Il percorso della riforma fiscale entra nella sua fase conclusiva con l’annuncio da parte del Viceministro all’economia, Maurizio Leo, di misure destinate a cambiare radicalmente l’approccio agli investimenti e alla tassazione finanziaria. Le novità principali riguardano lo sblocco dei vincoli geografici per l’iperammortamento sui beni strumentali e il completamento dei decreti legislativi attraverso un Decreto Omnibus che armonizzerà i tributi e le procedure amministrative.
Iperammortamento senza confini, incentivi anche fuori UE
La novità più rilevante per il comparto produttivo è il superamento della clausola Made in UE per l’accesso ai benefici fiscali sui beni strumentali ad alto contenuto tecnologico. L’obiettivo dichiarato è l’eliminazione di ogni limitazione territoriale: l’agevolazione scatterà indipendentemente dal Paese in cui avviene l’investimento o da cui proviene la tecnologia.
Questo cambiamento permetterà alle PMI di acquisire con agevolazioni macchinari e software avanzati da mercati leader come Stati Uniti, Taiwan o Corea del Sud.
Il plauso dei Commercialisti
L’apertura dell’iperammortamento oltre i confini europei ha raccolto il parere favorevole dei professionisti.

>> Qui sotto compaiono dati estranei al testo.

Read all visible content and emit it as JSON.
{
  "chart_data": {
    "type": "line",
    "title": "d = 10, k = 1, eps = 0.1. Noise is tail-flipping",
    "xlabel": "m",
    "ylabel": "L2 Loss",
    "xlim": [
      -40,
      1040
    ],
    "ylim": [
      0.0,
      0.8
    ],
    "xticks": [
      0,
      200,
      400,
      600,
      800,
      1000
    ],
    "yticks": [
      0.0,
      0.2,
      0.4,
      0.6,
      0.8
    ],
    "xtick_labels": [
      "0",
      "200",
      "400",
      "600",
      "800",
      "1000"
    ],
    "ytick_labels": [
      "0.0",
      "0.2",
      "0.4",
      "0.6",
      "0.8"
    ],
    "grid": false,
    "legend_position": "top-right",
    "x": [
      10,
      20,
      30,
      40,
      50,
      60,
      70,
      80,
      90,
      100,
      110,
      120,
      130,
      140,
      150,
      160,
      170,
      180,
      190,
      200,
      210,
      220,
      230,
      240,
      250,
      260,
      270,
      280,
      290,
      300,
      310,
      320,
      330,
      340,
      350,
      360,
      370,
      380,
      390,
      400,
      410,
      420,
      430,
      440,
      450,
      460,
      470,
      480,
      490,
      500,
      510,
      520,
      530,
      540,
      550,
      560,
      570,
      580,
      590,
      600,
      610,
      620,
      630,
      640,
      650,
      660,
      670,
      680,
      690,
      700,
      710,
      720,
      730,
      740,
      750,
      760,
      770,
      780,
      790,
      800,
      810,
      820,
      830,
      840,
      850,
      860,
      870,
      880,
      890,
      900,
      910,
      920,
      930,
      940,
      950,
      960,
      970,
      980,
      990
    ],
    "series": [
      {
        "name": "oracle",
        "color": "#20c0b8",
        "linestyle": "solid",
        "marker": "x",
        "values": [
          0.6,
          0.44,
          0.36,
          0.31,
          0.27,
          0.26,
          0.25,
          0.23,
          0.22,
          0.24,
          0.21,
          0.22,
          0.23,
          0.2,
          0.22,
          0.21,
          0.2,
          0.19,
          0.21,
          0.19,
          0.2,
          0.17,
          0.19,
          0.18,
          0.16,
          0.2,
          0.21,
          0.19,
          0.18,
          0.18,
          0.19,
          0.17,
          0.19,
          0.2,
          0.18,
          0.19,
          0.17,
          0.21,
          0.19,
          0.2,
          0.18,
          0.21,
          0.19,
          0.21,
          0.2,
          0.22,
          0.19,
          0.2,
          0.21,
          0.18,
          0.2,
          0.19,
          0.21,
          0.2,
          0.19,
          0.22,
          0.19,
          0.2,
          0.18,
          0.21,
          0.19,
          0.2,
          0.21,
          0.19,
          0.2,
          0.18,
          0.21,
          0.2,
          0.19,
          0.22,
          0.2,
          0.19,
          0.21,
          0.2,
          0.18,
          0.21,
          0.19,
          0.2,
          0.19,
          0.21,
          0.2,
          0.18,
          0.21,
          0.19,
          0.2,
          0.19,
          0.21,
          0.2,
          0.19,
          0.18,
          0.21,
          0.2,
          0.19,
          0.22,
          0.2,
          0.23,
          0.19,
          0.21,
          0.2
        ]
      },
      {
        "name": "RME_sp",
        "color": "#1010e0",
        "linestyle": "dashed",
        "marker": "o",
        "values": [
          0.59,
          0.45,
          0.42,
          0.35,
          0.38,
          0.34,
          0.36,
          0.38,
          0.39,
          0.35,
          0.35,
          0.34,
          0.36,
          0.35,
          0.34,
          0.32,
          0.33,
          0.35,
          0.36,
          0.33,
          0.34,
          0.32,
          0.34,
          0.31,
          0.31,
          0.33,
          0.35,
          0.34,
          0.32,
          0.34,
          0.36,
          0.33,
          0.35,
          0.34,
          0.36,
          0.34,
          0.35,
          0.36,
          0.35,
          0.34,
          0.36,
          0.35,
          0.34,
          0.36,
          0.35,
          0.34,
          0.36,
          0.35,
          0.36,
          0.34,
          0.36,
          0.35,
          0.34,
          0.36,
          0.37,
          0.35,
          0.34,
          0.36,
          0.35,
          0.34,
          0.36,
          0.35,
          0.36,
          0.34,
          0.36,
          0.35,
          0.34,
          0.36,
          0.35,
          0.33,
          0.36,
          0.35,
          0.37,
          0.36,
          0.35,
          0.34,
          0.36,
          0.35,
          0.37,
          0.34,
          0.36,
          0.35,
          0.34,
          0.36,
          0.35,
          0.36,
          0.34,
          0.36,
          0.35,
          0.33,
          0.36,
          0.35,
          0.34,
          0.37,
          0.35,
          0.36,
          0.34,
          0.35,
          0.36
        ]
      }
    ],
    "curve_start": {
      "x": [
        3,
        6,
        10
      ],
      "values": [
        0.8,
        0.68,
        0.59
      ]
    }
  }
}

Elbano De Nuccio, Presidente del Consiglio Nazionale dei Dottori Commercialisti (CNDCEC), ha sottolineato come l’estensione dell’area geografica ai paesi G7, inclusi mercati chiave come Stati Uniti e Giappone, sia una risposta concreta alle necessità delle imprese italiane. “Ben venga un’estensione ancora più ampia”, ha commentato De Nuccio, evidenziando come molte case produttrici di software strategici per la transizione 4.0 siano localizzate proprio fuori dall’UE.
Secondo De Nuccio, lo strumento è ora più coerente con gli obiettivi di innovazione tecnologica e transizione digitale, permettendo alle aziende di investire nelle migliori tecnologie globali senza vincoli territoriali, includendo anche soluzioni avanzate per l’autoproduzione di energia da fonti rinnovabili.
Un Decreto Omnibus per chiudere le riforma fiscale
Per chiudere definitivamente i cantieri aperti della delega fiscale, è in arrivo un Decreto Omnibus. Il provvedimento si concentrerà sugli aspetti organizzativi e procedurali che ancora mancano per rendere il Fisco pienamente organico. In particolare, l’intervento toccherà tre aree strategiche:
- giustizia tributaria, con la revisione della geografia giudiziaria e degli ordinamenti per velocizzare i processi e dare certezze ai contribuenti;
- settore dei giochi, con la definizione di regole per il comparto fisico sul territorio;
- procedure amministrative semplificate in termini di scadenze e adempimenti, per ridurre il carico burocratico su professionisti e imprese.
Rendite finanziarie tassate soltanto sul realizzato
Sul fronte del risparmio, la riforma punta al superamento del principio del “maturato” a favore della tassazione sul “realizzato”. Questo significa che l’imposta verrà applicata solo nel momento in cui il reddito finanziario viene effettivamente conseguito dal possessore, garantendo una maggiore disponibilità di liquidità durante la detenzione dell’investimento.
Il piano prevede inoltre un trattamento unificato per i fondi mobiliari e immobiliari, facilitando la compensazione tra plusvalenze e minusvalenze. Questa armonizzazione è pensata per rendere il mercato finanziario italiano più trasparente e allineato ai migliori standard europei, mantenendo un rigido controllo sugli equilibri di finanza pubblica.
La strategia delineata punta a consolidare la fiducia dei mercati e a uscire definitivamente dalle procedure di infrazione, offrendo alle imprese strumenti più flessibili per competere a livello globale in un quadro di regole certe e semplificate.